In avvio di settimana l’Italia sarà ancora in parte alle prese con la perturbazione del weekend, che concentrerà i suoi massimi verso le regioni del Sud. Non mancheranno ulteriori temporali di forte intensità anche a carattere di nubifragio e con rischio di locali alluvioni lampo.
In questa fase affluiranno ancora correnti relativamente miti dai quadranti sud/occidentali, ma un impulso d’aria fredda di matrice groenlandese punterà dritto dal Mare del Nord verso il Centro Europa e l’Arco Alpino, accompagnando una nuova perturbazione.
Evoluzione meteo nuova settimana
L’irruzione fredda, nel suo approssimarsi all’Italia, scaverà una nuova depressione già nel corso di lunedì sul Mar Ligure, che creerà le premesse per un peggioramento. Nel contempo le temperature caleranno su parte d’Europa, specie tra Regno Unito, Francia e Germania.

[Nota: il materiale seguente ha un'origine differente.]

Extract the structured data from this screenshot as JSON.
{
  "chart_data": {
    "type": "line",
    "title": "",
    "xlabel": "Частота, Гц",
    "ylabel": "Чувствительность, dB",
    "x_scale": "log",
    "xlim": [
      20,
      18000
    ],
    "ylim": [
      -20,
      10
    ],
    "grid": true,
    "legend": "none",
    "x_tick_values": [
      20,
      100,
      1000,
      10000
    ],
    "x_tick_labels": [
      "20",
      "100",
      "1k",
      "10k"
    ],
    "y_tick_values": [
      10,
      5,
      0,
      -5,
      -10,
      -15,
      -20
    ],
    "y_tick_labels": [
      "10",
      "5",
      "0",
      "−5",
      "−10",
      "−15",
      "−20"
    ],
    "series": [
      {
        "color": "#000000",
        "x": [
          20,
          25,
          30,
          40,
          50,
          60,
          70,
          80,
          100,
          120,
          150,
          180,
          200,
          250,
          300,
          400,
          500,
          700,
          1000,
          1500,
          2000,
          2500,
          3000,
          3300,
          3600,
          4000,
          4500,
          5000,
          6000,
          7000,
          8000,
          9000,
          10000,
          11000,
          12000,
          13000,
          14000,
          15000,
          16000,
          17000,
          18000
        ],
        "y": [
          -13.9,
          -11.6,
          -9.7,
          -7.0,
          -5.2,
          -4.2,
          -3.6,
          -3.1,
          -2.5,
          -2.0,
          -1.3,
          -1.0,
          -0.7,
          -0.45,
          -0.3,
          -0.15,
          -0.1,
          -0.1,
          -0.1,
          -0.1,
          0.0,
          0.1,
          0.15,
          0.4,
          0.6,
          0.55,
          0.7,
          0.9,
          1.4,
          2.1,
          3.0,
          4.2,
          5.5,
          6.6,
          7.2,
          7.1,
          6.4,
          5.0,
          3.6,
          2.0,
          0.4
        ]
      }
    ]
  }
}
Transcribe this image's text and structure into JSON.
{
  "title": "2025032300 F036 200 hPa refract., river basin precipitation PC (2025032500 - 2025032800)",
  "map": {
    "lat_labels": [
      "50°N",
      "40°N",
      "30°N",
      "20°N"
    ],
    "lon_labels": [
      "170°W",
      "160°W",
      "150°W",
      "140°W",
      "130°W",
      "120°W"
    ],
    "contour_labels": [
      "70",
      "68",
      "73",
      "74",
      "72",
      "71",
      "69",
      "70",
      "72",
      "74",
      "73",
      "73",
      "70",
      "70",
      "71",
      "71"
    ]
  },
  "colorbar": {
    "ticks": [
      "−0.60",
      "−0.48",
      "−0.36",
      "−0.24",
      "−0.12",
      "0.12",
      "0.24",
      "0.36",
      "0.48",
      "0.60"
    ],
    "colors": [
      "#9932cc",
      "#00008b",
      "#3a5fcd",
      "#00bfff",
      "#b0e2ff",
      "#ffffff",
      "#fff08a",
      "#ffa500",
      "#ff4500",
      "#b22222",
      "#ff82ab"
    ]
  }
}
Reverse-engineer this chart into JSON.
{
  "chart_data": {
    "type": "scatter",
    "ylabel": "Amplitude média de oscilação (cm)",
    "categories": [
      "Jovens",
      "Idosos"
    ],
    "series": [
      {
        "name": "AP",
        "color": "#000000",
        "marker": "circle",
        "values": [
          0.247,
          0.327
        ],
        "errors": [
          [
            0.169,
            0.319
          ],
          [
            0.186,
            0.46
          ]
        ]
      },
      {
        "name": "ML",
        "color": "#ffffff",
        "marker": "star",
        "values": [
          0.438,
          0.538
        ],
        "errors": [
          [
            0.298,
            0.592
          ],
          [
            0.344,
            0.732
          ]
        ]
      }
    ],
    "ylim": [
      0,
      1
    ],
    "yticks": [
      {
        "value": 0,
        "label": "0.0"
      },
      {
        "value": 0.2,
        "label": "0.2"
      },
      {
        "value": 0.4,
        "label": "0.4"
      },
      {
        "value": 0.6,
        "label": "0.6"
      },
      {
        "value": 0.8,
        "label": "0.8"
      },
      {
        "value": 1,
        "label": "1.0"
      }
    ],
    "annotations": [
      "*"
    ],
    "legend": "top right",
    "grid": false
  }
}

L’impatto dell’aria fredda contro il bacino del Mediterraneo rinvigorirà di nuovo l’instabilità, con piogge e temporali anche forti che colpiranno ancora maggiormente le regioni tirreniche del Centro-Sud da martedì. Non dovrebbero aversi fenomeni temporaleschi così violenti come quelli del weekend.
Il Nord Italia sarà più al riparo, data la rotta della perturbazione fredda da nord-ovest verso sud-est. Solo le Alpi saranno più esposte a fenomeni, tanto che sui versanti settentrionali nevicherà a quote basse per il periodo. Non mancheranno spruzzate di neve localmente fino a quote attorno ai 1500 metri.
Il calo termico sarà notevole soprattutto in montagna e su parte del Centro-Nord, in quanto l’aria fredda irromperà soprattutto alle quote superiori dell’atmosfera. Le temperature scenderanno soprattutto sulle aree più coinvolte dalle precipitazioni.
Non si prevede nulla di buono nel corso della settimana sino agli ultimi giorni di Settembre. Una vasta depressione, con perno sull’Europa Centrale, dovrebbe convogliare nuovi impulsi perturbati sin verso il Mediterraneo e l’Italia. Solo dal prossimo weekend sembra aprirsi uno spiraglio per un miglioramento.